And I feel like VOTE itself has had some name changes, but you've always had the acronym VOTE, is that right?
Right. Right. And the reason for that goes to again with our educating ourselves. Initially our organization's acronym stood for Voice of the Ex-offender, and one of our national leaders, Eddie Ellis, penned a letter to the media about what those negative connotations, the baggage that they carry. And so we kept the acronym, but we changed from ex-offender to Voice of the Experienced, and kept the tagline from Chains to Change, to let people know that we're one and the same group, but we acknowledge the harm that the language caused and created for people. And so we evolved into that. But we understood one thing, too, with the sister organization, Voters Organized, was that what we were setting out to do, to organize people, and the more educated people become, the more educated decisions that they actually can make. That became really strategic. That's one thing we kept hearing from people that nobody took time to come in and explained to us what all this stuff was about, what these people's roles were, what they could and could not do. So they were able to kind of like, peel the onion back, when people were making these campaign promises. People would realize, that is not your job description. Your job description allows you to do something else.

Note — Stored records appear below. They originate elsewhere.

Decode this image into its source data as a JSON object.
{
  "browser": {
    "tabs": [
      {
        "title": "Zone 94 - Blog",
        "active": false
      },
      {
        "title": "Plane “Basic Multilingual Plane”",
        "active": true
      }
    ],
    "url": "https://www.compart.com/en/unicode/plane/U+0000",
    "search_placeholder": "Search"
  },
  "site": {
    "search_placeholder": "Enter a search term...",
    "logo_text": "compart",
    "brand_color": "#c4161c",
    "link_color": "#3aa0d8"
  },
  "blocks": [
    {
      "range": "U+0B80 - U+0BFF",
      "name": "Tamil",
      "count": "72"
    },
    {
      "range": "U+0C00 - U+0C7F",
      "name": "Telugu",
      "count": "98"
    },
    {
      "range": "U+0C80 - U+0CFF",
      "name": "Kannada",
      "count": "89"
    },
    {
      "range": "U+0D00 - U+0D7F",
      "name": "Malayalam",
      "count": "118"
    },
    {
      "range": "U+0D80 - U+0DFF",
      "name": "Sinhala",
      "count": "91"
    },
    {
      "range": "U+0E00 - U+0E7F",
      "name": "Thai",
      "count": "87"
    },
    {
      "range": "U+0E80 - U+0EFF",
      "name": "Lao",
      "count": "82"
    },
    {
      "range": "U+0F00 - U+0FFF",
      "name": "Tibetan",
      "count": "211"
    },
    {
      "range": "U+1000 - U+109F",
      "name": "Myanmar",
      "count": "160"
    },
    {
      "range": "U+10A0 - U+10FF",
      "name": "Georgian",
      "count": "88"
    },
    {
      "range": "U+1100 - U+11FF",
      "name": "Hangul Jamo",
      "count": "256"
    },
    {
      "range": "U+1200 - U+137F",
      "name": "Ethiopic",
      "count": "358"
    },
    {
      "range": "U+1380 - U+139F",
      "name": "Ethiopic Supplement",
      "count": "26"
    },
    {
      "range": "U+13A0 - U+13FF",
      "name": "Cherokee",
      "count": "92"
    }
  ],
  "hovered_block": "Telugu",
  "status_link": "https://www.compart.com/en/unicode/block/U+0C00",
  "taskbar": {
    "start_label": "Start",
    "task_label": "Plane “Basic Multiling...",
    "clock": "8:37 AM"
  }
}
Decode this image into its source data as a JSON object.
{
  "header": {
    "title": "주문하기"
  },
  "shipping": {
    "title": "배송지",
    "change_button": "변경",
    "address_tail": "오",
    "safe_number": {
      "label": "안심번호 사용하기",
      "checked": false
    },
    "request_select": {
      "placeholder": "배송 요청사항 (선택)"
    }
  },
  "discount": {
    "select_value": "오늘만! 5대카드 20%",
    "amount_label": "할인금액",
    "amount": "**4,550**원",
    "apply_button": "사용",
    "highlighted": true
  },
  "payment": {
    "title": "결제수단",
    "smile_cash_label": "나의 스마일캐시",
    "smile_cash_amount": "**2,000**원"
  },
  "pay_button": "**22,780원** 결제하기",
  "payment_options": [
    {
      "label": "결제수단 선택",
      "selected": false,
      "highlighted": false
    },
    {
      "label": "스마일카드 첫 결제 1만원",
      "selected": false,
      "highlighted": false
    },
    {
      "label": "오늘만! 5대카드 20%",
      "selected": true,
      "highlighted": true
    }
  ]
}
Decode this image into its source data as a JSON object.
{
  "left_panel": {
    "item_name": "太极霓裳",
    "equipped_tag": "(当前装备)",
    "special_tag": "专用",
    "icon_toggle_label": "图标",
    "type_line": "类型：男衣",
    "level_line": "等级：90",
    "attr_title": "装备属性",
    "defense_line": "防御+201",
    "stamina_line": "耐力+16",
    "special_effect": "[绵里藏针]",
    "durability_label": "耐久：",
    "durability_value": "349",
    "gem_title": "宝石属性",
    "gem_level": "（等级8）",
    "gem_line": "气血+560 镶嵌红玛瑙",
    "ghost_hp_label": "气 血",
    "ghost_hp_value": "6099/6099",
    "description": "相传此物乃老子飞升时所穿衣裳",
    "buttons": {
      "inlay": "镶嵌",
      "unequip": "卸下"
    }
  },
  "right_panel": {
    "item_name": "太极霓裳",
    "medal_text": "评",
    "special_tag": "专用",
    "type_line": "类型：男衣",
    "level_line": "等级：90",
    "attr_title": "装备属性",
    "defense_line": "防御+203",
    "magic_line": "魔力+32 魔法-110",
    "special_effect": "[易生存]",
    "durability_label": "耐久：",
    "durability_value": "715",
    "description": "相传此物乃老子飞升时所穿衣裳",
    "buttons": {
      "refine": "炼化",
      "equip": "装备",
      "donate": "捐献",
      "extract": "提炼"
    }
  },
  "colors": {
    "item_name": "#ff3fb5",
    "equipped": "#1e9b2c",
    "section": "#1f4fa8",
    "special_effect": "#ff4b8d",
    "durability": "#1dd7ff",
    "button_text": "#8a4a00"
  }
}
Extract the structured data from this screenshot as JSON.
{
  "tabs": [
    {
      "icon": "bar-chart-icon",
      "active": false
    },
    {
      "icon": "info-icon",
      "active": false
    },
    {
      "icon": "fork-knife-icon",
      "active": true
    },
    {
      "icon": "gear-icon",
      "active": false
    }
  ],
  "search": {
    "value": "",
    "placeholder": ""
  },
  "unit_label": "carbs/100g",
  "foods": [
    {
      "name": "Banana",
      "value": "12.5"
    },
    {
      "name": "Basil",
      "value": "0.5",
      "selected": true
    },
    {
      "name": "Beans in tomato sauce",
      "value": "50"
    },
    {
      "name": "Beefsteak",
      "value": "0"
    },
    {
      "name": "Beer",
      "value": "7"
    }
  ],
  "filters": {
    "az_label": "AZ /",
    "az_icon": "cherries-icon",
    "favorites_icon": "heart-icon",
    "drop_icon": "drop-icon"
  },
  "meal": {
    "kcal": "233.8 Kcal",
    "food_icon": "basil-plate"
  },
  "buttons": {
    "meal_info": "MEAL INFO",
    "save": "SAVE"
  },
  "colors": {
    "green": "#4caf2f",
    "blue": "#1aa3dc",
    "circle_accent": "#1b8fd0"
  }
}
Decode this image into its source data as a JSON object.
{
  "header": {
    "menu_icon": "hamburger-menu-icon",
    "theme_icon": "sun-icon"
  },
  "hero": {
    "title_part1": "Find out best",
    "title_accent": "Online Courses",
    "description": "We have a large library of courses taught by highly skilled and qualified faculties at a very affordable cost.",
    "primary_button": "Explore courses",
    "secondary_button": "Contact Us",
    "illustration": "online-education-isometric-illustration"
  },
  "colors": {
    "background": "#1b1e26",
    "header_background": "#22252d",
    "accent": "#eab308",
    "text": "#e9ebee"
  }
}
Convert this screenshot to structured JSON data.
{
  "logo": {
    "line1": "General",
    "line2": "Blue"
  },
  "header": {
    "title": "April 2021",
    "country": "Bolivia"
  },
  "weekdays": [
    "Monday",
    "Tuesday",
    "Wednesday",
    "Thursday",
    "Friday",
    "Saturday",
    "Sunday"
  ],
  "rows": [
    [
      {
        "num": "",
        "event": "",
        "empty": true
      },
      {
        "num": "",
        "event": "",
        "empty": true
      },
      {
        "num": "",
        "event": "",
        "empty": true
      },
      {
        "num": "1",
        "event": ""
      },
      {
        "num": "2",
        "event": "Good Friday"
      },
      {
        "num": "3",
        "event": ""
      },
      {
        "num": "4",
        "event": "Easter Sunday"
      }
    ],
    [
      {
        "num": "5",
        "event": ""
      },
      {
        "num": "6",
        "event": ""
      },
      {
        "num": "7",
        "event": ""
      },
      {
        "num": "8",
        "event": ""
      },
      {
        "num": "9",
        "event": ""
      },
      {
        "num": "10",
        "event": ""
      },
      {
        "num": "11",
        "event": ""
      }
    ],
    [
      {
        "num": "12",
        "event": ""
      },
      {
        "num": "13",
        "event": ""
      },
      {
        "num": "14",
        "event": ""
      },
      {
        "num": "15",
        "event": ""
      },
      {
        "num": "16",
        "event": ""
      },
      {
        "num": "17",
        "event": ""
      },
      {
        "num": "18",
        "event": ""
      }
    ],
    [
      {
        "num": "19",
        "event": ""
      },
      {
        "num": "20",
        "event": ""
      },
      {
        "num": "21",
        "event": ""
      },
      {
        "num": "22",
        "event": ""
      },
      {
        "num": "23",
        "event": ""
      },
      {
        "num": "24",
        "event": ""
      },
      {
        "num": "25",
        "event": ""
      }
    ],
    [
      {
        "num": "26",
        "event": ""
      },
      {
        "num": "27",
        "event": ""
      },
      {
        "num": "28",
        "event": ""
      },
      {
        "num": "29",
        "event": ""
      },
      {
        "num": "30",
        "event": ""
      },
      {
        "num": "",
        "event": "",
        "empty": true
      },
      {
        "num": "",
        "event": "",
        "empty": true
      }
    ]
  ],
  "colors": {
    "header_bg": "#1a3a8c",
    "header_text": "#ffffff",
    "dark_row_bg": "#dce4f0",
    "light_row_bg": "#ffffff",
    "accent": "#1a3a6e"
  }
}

And I think the biggest narrative change was that we educated the folks in the community, that when you had these candidate forums, that these people were auditioning for a job. You were the employor now. And so it was the other way around, the shoes on the foot, they're coming to you with hat in hand, as opposed to you going to them with hat in hand. And so I think when the role shifted in the sense of people becoming more educated around what the roles of these people were, what benefit it was going to be to them depends on who got in office, that people became more strategic around how they use their most precious asset, and that was the vote. So I think that the time that we've taken over these campaigns to educate people about it, and we've become sophisticated, we did know what PACs were, but now we do. We're kind of like playing the game, too. And the thing is we're playing the game in the truest fashion. Like our campaign, we didn't run a negative campaign, we've become truth tellers. And I tell people all the time, truth has a way of finding favor or disfavor. Everybody don't want to hear the truth. And I think that's what happened in this last campaign, that we were telling the truth, and they just couldn't handle it. It was almost like A Few Good Men, you know, they couldn't handle the truth. They started calling those names and everything. And I told everybody that we are winning this, and they'd say, "What do you mean?" I'd say, "Ghandi said, first they laugh at you, then they call you names, and then you win." All along the campaign, I'm saying the only thing that hasn't happened is we haven't won yet. But everything is happening. We're going to win, because when they go to calling you names, they've already lost. And that's what it turned into, when they started putting out the ugly mailers around the candidate: she's not from here, she's not married, and all that kind of crazy stuff, I'm like, "What does that have to do with anything?" But it became the thing that really disconnected that campaign from the people in this community. And I tell folks, that's the biggest thing about the politicians is that most of them have lost touch with people in their communities. That election specifically was a prime example of how people have actually lost touch.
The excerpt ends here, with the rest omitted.